EBC and OF are alternative, non-invasive matrices that hold promise for identification of cannabis exposure biomarkers. OF is currently being explored as a matrix for cannabis exposure analysis. However, there are currently no reports on the use of EBC for this purpose, although other drugs have been reported to be detected in this matrix. EBC is an aqueous specimen consisting of condensed water vapor, volatiles, and non-volatile components and has several potential advantages for cannabis biomarker detection, including ease of collection and the presence of a wide variety of volatile and non-volatile analytes, metabolites, and markers of respiratory stress.

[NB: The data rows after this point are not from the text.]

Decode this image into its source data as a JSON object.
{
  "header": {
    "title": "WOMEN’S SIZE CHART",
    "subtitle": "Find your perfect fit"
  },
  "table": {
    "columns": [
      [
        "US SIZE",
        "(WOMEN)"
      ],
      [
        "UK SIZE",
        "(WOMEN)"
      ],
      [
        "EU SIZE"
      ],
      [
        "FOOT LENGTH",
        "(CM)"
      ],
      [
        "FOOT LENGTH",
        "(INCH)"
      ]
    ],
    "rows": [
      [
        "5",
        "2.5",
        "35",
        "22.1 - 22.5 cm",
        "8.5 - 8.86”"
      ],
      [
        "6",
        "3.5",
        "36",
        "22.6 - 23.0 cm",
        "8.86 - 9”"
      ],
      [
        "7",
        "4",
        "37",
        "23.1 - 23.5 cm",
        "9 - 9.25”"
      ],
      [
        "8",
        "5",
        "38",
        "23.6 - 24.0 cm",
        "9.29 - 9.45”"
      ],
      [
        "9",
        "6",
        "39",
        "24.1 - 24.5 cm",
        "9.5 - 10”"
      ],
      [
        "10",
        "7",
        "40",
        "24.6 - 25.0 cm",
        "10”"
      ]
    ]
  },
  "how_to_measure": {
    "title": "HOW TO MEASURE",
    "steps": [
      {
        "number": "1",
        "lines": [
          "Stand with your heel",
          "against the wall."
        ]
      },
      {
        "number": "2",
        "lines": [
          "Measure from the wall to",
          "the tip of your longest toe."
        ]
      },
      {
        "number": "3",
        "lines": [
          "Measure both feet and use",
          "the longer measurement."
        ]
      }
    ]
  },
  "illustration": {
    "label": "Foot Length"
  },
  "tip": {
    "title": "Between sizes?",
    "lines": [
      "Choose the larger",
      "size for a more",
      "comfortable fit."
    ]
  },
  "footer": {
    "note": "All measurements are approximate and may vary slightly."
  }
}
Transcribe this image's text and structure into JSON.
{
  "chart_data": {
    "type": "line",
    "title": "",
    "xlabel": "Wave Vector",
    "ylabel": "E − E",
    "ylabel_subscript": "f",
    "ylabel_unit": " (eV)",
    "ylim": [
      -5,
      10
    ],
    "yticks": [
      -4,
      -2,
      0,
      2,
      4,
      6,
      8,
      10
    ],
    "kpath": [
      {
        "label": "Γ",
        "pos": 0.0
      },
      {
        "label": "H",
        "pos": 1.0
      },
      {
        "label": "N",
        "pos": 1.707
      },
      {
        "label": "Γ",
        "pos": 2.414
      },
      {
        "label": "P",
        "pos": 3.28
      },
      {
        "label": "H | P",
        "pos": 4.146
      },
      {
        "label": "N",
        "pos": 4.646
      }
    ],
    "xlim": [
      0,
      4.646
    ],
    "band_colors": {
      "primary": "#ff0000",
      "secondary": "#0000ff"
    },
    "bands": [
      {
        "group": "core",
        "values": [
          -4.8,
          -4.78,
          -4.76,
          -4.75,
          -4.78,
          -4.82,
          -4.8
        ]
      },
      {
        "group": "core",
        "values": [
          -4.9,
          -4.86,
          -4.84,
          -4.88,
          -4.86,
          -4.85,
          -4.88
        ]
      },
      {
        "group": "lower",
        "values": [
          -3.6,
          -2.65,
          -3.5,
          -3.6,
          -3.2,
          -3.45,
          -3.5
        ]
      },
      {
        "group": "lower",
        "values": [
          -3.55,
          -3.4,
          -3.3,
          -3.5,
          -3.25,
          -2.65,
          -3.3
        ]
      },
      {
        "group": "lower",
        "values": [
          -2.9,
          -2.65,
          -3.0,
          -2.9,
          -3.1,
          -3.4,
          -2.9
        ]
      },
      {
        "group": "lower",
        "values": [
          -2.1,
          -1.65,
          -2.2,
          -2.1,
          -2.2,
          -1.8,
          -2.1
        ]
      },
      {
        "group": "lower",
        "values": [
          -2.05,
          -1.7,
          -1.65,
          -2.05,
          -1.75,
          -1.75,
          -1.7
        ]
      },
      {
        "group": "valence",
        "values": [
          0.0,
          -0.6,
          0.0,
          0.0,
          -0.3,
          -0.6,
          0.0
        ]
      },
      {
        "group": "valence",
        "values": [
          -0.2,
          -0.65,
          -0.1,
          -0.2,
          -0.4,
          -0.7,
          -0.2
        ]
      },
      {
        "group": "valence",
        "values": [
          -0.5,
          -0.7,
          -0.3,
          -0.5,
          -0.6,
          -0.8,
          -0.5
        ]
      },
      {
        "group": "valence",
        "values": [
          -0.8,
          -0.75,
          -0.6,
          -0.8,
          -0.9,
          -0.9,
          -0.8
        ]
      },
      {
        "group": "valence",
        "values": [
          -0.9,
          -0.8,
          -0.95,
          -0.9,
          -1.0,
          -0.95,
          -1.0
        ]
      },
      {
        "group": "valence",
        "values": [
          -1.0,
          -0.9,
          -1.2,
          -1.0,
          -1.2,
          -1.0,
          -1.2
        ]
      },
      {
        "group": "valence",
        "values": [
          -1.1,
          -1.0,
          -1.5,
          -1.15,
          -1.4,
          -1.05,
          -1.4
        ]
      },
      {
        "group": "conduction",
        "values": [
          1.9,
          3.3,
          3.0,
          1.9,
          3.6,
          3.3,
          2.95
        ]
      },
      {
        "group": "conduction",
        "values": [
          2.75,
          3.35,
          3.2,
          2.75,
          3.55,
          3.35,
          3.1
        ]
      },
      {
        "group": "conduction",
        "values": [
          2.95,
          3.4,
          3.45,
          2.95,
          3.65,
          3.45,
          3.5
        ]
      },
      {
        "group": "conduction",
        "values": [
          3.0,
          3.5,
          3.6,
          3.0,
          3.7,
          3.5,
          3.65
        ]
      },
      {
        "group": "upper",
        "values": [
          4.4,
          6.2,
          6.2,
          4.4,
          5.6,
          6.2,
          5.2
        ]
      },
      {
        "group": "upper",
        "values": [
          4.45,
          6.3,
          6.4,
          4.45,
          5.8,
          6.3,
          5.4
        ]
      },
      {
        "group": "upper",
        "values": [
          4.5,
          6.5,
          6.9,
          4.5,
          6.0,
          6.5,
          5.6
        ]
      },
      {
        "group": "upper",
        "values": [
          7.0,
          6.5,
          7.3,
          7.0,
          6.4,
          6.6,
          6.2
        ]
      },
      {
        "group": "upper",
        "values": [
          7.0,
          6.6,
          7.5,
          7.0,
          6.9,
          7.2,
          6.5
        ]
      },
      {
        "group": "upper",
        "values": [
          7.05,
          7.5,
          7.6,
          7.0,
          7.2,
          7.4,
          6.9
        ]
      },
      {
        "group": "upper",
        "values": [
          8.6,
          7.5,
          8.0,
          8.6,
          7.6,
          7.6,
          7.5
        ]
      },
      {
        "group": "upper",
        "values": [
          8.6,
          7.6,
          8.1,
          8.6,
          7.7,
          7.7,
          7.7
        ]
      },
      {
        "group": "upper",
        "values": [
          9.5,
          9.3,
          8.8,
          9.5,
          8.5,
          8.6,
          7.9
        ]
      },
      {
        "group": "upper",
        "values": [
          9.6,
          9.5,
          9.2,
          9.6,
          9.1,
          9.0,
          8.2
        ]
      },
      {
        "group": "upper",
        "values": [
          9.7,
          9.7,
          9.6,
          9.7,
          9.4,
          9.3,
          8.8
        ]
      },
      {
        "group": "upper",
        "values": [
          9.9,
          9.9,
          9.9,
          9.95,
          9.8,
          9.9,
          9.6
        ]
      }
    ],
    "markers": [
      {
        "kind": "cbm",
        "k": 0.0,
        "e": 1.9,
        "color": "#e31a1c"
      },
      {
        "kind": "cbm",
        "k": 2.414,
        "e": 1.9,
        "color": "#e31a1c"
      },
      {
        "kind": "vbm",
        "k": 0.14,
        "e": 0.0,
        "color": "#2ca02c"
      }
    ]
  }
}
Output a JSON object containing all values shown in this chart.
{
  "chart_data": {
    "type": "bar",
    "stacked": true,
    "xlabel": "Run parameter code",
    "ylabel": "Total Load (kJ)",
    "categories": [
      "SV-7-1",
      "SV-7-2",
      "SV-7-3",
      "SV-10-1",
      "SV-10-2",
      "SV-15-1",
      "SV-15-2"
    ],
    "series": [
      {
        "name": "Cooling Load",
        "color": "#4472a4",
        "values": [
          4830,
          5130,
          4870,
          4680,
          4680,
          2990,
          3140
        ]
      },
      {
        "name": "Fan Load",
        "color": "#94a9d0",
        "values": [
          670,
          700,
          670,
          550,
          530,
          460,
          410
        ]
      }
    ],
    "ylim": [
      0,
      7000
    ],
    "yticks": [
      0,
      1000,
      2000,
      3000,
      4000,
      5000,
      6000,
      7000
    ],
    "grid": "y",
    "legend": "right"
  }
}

In this study, selected cannabis and oxostress analytes were spiked into blank EBC and OF and analyzed by LC-QqQ-MS/MS. A total of 20 major and minor cannabinoids, acid precursors, and metabolites were targeted for analysis based on detection reported in human specimens, compounds identified in recreational and/or medicinal cannabis, and availability of standards. Seven internal standards were included for quantitation analysis. Five commonly monitored respiratory oxidative stress biomarkers were also selected for analysis: 8-isoprostane, 8-oxo-7,8-dihydroguanine, 8-oxo-7,8-dihydro-2’-deoxyguanosine, 4-(methylnitrosoamino)-1-(3-pyridyl)-1-butanone, and 4-(methylnitrosoamino)-1-(3-pyridyl)-1-butanol. An Agilent 1290 UHPLC coupled to a 6470 LC-QqQ-MS/MS with positive and negative mode ESI was utilized for this work. Chromatographic separation was achieved using a Zorbax 120 EC-C18 column (3.0 x 100 mm, 1.8 μm, Agilent Technologies) and a step gradient elution with an aqueous mobile phase (A) of 5 mM ammonium formate with 0.1% formic acid in water and an organic mobile phase (B) of 0.1% formic acid in 75% acetonitrile and 25% methanol. ESI parameters were optimized to the mobile phase composition of choice, and dMRM parameters including MRM transitions, collision energy, and fragmentor voltage were optimized to effectively analyze both the cannabis and oxidative stress biomarkers in a single run time of 26 minutes.
The method was successful in identifying all analytes, including the difficult to separate delta-8-Tetrahydrocannabinol (8-THC), delta-9-Tetrahydrocannabinol (9-THC), cannabidiol, cannabichromene, and cannabicyclol. LOD and LOQ for the target cannabinoids and oxidative stress biomarkers ranged from 1 to 10 ng/mL and 7 to 18 ng/mL, and from 0.13 to 54 ng/mL and 0.38 to 164 ng/mL, respectively. Future studies will utilize the method to explore cannabis exposure and oxidative stress biomarkers in a human cohort of cannabis smokers with different exposure characteristics.